Alberto Gonzales, o novo secretário da Justiça dos EUA. Reeleito no cargo, Bush intensificou de imediato a sua ofensiva contra os países que se permitem qualquer classe de discordância perante Washington, acentuou a participação do governo estadunidense na "guerra contra o terrorismo", tornou mais grosseiro o unilateralismo da sua administração e o seu desprezo pela legalidade internacional, multiplicou a partir do poder público os ataques contra os direitos humanos de estadunidenses e estrangeiros e reforçou o integrismo religioso e cavernícola nas fileiras da sua equipe. Sem controles nem contrapesos de espécie nenhuma na institucionalidade política de Washington, Bush nomeou para secretário de Justiça Alberto Gonzales, um indivíduo conhecido pelos seus pareceres em favor da tortura; despediu o moderado Colin Powell e substituiu-o, no Departamento de Estado, pela ideóloga favorita do círculo presidencial, Condoleezza Rice, impulsionadora da doutrina da guerra preventiva; encarregou John Dimitri Negroponte da coordenação das agências de espionagem estadunidense, tristemente célebre pelo seu papel protagónico na guerra suja empreendida pela administração Reagan contra a Nicarágua e pelas suas ligações aos genocidas centro-americanos; candidatou o subsecretário da Defesa, o conhecido falcão Paul Wolfowitz, para a direcção do Banco Mundial; finalmente, propôs John Bolton como embaixador dos Estados Unidos perante a ONU, indivíduo de luzes escassas e palavras violentas que em diversas ocasiões acusou as Nações Unidas de serem um organismo irrelevante, o qual pretende colocar — disse-o explicitamente — sob a hegemonia estadunidense. Várias dessas nomeações, cabe recordar, foram questionadas e criticadas por organismos como o Human Rights Watch.

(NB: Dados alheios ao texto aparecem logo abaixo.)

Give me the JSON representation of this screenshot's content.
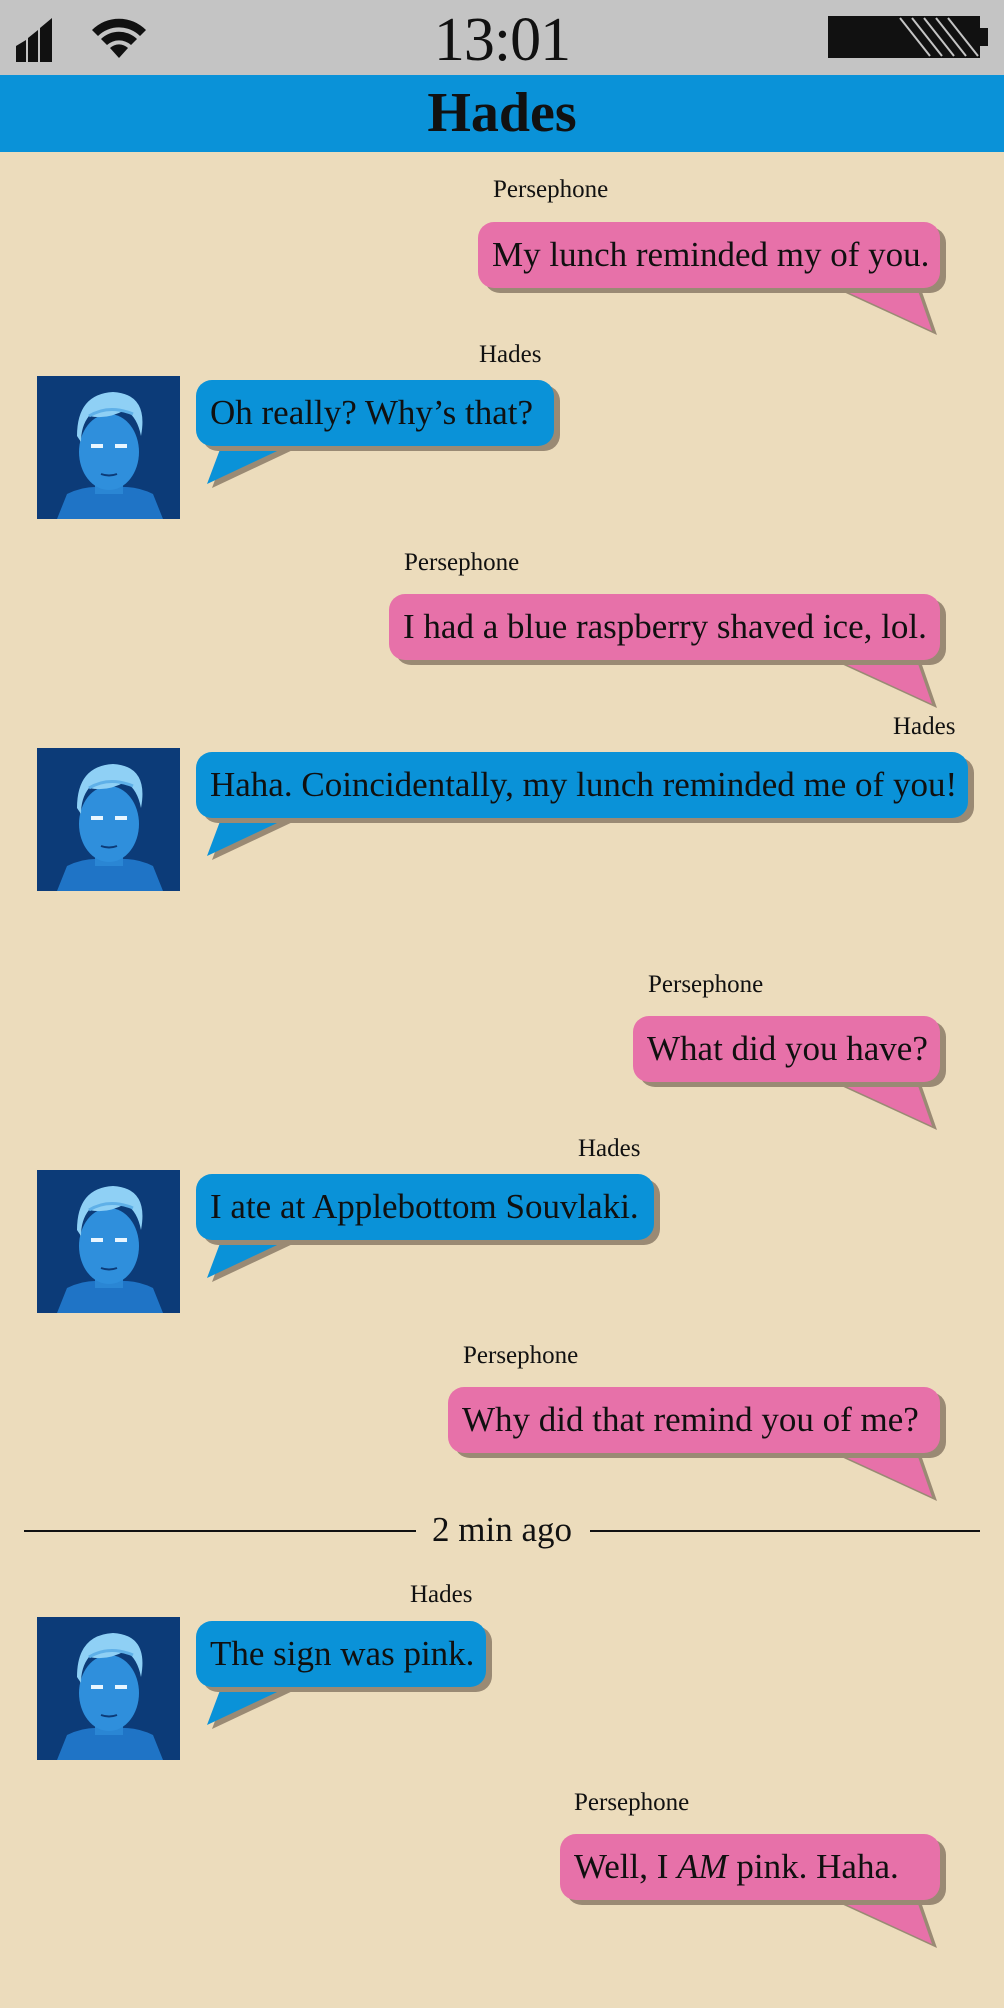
{
  "status_bar": {
    "time": "13:01",
    "signal_icon": "signal-bars-icon",
    "wifi_icon": "wifi-icon",
    "battery_icon": "battery-icon"
  },
  "header": {
    "title": "Hades"
  },
  "colors": {
    "background": "#ecdcbc",
    "status_bar": "#c4c4c4",
    "header": "#0a92d8",
    "persephone_bubble": "#e771a9",
    "hades_bubble": "#0a92d8"
  },
  "messages": [
    {
      "sender": "Persephone",
      "text": "My lunch reminded my of you."
    },
    {
      "sender": "Hades",
      "text": "Oh really? Why’s that?"
    },
    {
      "sender": "Persephone",
      "text": "I had a blue raspberry shaved ice, lol."
    },
    {
      "sender": "Hades",
      "text": "Haha. Coincidentally, my lunch reminded me of you!"
    },
    {
      "sender": "Persephone",
      "text": "What did you have?"
    },
    {
      "sender": "Hades",
      "text": "I ate at Applebottom Souvlaki."
    },
    {
      "sender": "Persephone",
      "text": "Why did that remind you of me?"
    },
    {
      "sender": "Hades",
      "text": "The sign was pink."
    },
    {
      "sender": "Persephone",
      "text_before": "Well, I",
      "text_emphasis": "AM",
      "text_after": "pink. Haha."
    }
  ],
  "divider": {
    "label": "2 min ago"
  }
}
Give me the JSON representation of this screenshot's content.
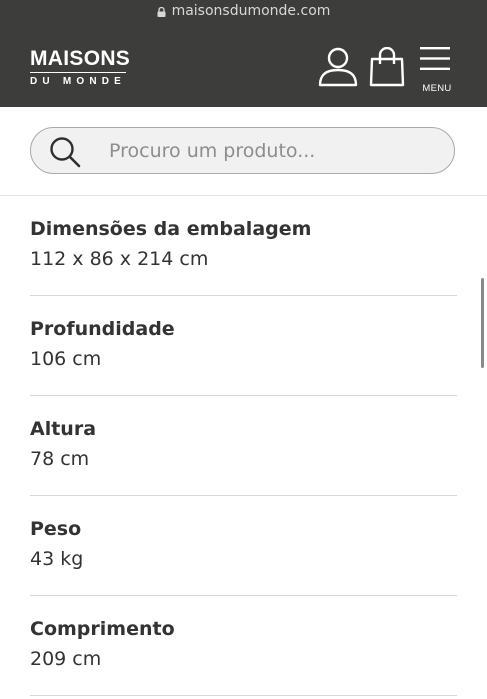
{
  "browser": {
    "url": "maisonsdumonde.com"
  },
  "header": {
    "logo_line1": "MAISONS",
    "logo_line2": "DU MONDE",
    "menu_label": "MENU"
  },
  "search": {
    "placeholder": "Procuro um produto..."
  },
  "specs": [
    {
      "label": "Dimensões da embalagem",
      "value": "112 x 86 x 214 cm"
    },
    {
      "label": "Profundidade",
      "value": "106 cm"
    },
    {
      "label": "Altura",
      "value": "78 cm"
    },
    {
      "label": "Peso",
      "value": "43 kg"
    },
    {
      "label": "Comprimento",
      "value": "209 cm"
    }
  ],
  "colors": {
    "header_bg": "#3d3d3b",
    "text": "#333333",
    "divider": "#d7d7d7"
  },
  "icons": [
    "lock-icon",
    "user-icon",
    "shopping-bag-icon",
    "hamburger-menu-icon",
    "search-icon"
  ]
}
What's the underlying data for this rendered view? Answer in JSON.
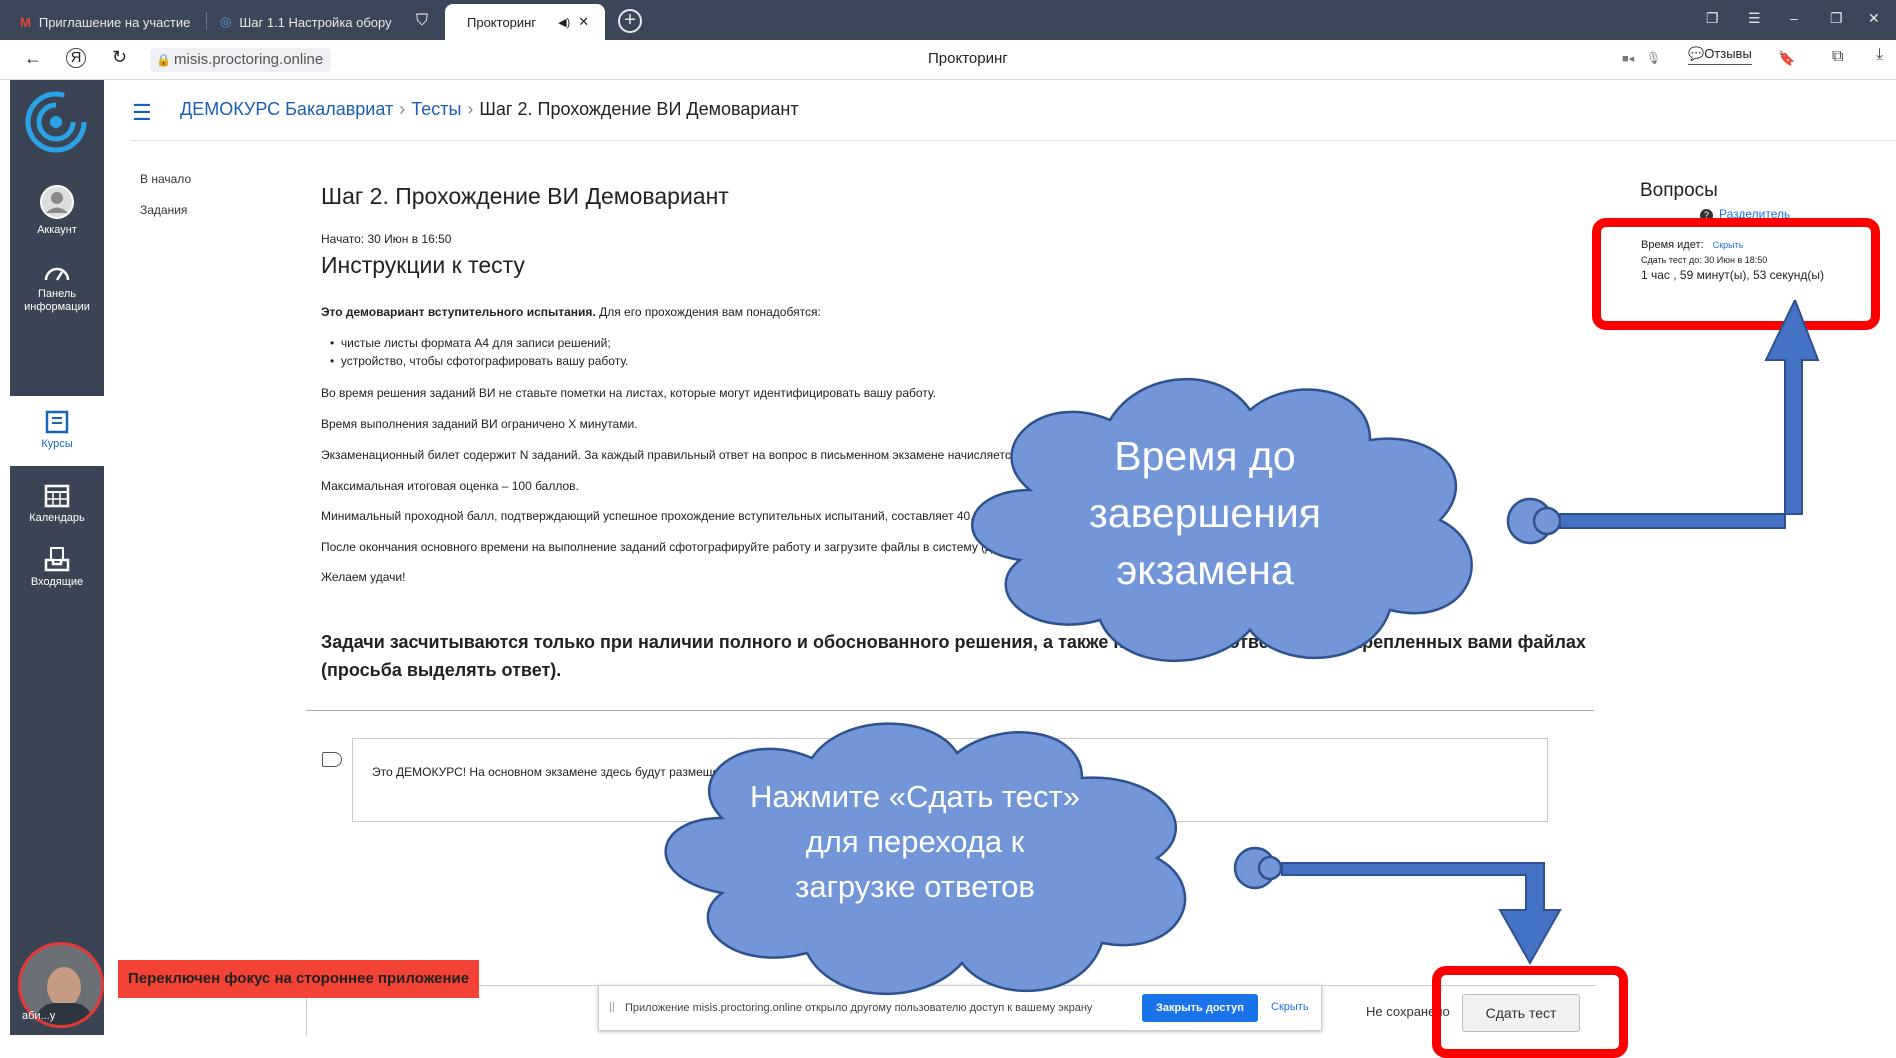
{
  "browser": {
    "tabs": [
      {
        "label": "Приглашение на участие"
      },
      {
        "label": "Шаг 1.1 Настройка обору"
      },
      {
        "label": "Прокторинг"
      }
    ],
    "url": "misis.proctoring.online",
    "page_title": "Прокторинг",
    "feedback_label": "Отзывы"
  },
  "sidebar": {
    "items": [
      {
        "label": "Аккаунт",
        "icon": "user-icon"
      },
      {
        "label": "Панель информации",
        "icon": "dashboard-icon"
      },
      {
        "label": "Курсы",
        "icon": "courses-icon"
      },
      {
        "label": "Календарь",
        "icon": "calendar-icon"
      },
      {
        "label": "Входящие",
        "icon": "inbox-icon"
      }
    ],
    "avatar_caption": "аби...у"
  },
  "breadcrumb": {
    "items": [
      "ДЕМОКУРС Бакалавриат",
      "Тесты",
      "Шаг 2. Прохождение ВИ Демовариант"
    ]
  },
  "left_links": [
    "В начало",
    "Задания"
  ],
  "content": {
    "title": "Шаг 2. Прохождение ВИ Демовариант",
    "started": "Начато: 30 Июн в 16:50",
    "instructions_title": "Инструкции к тесту",
    "intro_bold": "Это демовариант вступительного испытания.",
    "intro_rest": " Для его прохождения вам понадобятся:",
    "bullets": [
      "чистые листы формата А4 для записи решений;",
      "устройство, чтобы сфотографировать вашу работу."
    ],
    "paragraphs": [
      " Во время решения заданий ВИ не ставьте пометки на листах, которые могут идентифицировать вашу работу.",
      "Время выполнения заданий ВИ ограничено X минутами.",
      "Экзаменационный билет содержит N заданий. За каждый правильный ответ на вопрос в письменном экзамене начисляется Y баллов.",
      "Максимальная итоговая оценка – 100 баллов.",
      "Минимальный проходной балл, подтверждающий успешное прохождение вступительных испытаний, составляет 40.",
      "После окончания основного времени на выполнение заданий сфотографируйте работу и загрузите файлы в систему (для этого перейдите на Шаг 3).",
      "Желаем удачи!"
    ],
    "bold_notice": "Задачи засчитываются только при наличии полного и обоснованного решения, а также написанных ответов в прикрепленных вами файлах (просьба выделять ответ).",
    "question_text": "Это ДЕМОКУРС!  На основном экзамене здесь будут размещены задания."
  },
  "right_panel": {
    "questions_title": "Вопросы",
    "divider_link": "Разделитель",
    "time_label": "Время идет:",
    "hide_link": "Скрыть",
    "deadline": "Сдать тест до: 30 Июн в 18:50",
    "remaining": "1 час , 59 минут(ы), 53 секунд(ы)"
  },
  "bottom": {
    "share_text": "Приложение misis.proctoring.online открыло другому пользователю доступ к вашему экрану",
    "close_access": "Закрыть доступ",
    "hide": "Скрыть",
    "not_saved": "Не сохранено",
    "submit": "Сдать тест",
    "warning": "Переключен фокус на стороннее приложение"
  },
  "callouts": {
    "timer": [
      "Время до",
      "завершения",
      "экзамена"
    ],
    "submit": [
      "Нажмите «Сдать тест»",
      "для перехода к",
      "загрузке ответов"
    ]
  },
  "colors": {
    "accent": "#1a73e8",
    "sidebar": "#3b4454",
    "highlight": "#ff0000",
    "cloud": "#7296d8"
  }
}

No âmbito da política interna, o segundo governo Bush acossou jornalistas judicialmente num esforço para obrigá-los a revelar suas fontes, prosseguiu sua estratégia de desmantelamento dos programas sociais e de redução de impostos para os multimilionários e, nos últimos dias, chegou ao extremo de imiscuir-se no drama familiar e judicial de Terry Schiavo, a mulher que se encontra em estado vegetativo há 15 anos e que foi tomada como bandeira propagandística pelos sectores mais inescrupulosos e conservadorismo estadunidense. Bush não teve dúvida em violentar a ordem federal do seu país e a autonomia de poderes para fazer demagogia "em favor da vida" e tentar uma manobra legal que mantenha viva a paciente, apesar das diversas sentenças de juizes estatais que autorizaram o seu marido, Michael, a retirar a sonda que alimenta o organismo de Terry.

O deslizamento da direita para a ultra-direita no segundo governo Bush é perceptível, pois, em todos os âmbitos, e mais valer assumir que o país mais poderoso do mundo será, pelo menos nos próximos quatro anos, um factor central de violência, autoritarismo, escuridão, intolerância, ilegalidade e instabilidade. Qualquer iniciativa política ou social que seja empreendida no âmbito nacional ou no internacional deverá ter em conta essa realidade adversa.

23/Mar/05

O original encontra-se em http://www.jornada.unam.mx/2005/mar05/050323/edito.php .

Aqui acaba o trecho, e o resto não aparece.